Rumours that Hippo and Spinnaker were in talks over a potential transaction had been circulating in the program fronting space for a number of months.
The Insurer revealed back in November 2019 that Spinnaker had been looking for an investment partner to fuel further growth. At that time, it was on course for gross written premium of around $150mn-$160mn for 2019.
Hippo and Spinnaker have been working together since 2017. The MGA has offered products on Spinnaker paper with reinsurance capacity behind it to customers in more than 18 states.
And Hippo’s move to take its relationship with Spinnaker in-house by acquiring the fronting carrier means that the insurtech is effectively guaranteeing access to the fronting specialist’s paper.

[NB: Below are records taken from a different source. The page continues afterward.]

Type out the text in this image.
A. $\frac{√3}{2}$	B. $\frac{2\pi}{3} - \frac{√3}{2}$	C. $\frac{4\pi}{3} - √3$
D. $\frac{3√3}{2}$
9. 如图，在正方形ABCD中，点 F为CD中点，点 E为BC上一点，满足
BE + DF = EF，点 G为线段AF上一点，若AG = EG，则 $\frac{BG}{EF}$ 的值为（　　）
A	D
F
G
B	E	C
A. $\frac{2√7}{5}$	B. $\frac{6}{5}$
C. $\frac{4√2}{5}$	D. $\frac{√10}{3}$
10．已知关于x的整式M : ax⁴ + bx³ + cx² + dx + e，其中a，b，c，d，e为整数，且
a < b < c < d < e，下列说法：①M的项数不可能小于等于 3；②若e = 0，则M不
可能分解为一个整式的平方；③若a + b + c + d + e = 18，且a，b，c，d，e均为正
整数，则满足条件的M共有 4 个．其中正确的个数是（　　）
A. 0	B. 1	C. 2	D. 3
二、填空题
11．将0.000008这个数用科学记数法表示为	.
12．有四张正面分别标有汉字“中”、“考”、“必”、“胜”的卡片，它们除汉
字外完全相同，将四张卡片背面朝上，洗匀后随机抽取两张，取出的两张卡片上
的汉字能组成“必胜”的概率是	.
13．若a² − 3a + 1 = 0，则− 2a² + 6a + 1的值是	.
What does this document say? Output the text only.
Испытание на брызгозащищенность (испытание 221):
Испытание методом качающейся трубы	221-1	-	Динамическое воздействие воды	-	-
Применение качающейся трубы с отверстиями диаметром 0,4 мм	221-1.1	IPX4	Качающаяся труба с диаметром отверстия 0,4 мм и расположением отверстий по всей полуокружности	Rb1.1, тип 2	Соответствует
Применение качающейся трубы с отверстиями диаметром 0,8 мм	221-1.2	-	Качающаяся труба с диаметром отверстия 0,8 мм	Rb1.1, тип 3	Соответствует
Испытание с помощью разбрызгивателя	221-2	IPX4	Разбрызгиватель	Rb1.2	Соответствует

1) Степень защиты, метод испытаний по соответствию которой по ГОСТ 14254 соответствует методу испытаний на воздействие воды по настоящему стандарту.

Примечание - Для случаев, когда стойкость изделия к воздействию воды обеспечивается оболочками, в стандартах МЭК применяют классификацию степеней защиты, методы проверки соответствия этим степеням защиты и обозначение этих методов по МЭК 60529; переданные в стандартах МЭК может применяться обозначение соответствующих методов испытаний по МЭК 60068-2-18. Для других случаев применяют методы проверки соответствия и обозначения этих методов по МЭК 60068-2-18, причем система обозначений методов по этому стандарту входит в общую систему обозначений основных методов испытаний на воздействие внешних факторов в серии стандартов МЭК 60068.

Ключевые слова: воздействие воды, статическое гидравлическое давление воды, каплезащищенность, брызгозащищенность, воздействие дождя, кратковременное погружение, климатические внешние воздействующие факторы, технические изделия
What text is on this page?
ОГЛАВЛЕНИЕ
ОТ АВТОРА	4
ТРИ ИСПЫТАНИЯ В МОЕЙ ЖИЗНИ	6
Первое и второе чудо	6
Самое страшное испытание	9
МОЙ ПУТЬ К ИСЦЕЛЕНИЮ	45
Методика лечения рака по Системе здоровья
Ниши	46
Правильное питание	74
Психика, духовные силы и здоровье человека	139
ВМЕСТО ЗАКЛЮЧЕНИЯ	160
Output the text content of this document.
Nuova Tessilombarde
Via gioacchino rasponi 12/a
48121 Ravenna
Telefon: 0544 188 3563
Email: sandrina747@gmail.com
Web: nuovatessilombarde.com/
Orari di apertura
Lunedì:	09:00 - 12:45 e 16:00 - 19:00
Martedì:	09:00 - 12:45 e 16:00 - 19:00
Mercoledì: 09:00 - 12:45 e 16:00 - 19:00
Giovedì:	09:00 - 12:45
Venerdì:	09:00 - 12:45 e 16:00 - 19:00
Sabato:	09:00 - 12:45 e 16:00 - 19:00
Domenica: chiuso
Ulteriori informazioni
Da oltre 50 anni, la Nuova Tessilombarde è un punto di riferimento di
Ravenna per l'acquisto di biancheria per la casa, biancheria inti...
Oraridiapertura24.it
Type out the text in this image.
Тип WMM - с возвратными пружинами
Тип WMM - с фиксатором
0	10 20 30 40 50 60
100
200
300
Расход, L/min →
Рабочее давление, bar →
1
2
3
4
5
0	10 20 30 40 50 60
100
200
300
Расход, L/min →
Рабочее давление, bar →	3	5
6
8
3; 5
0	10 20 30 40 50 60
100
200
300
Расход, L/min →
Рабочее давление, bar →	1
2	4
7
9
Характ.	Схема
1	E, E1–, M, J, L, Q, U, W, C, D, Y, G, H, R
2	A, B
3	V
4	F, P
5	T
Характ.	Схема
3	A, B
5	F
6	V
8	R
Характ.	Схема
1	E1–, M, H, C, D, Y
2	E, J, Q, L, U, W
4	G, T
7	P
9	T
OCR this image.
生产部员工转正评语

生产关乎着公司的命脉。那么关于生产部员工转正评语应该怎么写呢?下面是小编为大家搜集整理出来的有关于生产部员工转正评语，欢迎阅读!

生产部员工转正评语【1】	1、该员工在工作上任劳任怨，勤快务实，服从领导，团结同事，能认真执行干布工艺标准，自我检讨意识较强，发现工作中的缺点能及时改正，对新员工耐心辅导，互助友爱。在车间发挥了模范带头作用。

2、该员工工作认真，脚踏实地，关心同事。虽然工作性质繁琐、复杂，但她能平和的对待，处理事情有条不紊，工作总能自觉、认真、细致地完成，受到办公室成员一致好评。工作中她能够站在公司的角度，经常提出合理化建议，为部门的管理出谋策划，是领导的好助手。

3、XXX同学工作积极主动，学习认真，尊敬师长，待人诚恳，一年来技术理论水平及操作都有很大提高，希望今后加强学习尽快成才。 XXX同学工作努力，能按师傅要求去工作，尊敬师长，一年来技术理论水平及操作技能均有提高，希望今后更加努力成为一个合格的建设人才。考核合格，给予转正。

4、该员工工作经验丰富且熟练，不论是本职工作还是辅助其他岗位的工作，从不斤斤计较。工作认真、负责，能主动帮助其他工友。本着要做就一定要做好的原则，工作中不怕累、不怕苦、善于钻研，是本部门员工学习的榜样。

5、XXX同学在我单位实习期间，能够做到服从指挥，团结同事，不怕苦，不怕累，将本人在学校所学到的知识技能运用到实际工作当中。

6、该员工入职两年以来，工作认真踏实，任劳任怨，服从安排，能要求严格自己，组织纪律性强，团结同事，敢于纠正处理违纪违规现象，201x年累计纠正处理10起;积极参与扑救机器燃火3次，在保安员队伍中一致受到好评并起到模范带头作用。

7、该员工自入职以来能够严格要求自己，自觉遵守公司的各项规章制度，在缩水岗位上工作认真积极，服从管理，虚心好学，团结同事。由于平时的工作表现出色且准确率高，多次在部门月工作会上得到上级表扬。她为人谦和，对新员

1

The deal will not transform Spinnaker into a captive vehicle, however, and nor will the platform be the only carrier the MGA writes on behalf of.
Hippo will continue to operate as an MGA with a portion of its premium underwritten by its new affiliate and the balance by other carrier partners that currently include Topa and Canopius US Insurance.
Spinnaker will continue to build out its third-party book of program business with other MGAs and program administrators.
But the deal with Hippo means it will have access to the additional investment for growth that it was seeking when it began exploring options for a new backer late last year.
For Hippo, there are presumably attractive economics to owning its own fronting carrier rather than paying open market rates for access to paper, as well as the appeal of an additional revenue stream on third party programs fronted by Spinnaker in a fast-growing segment of the industry.
Guaranteed access to fronting capacity also provides stability in a hardening marketplace where building and maintaining relationships with reinsurers is likely to be ever more important.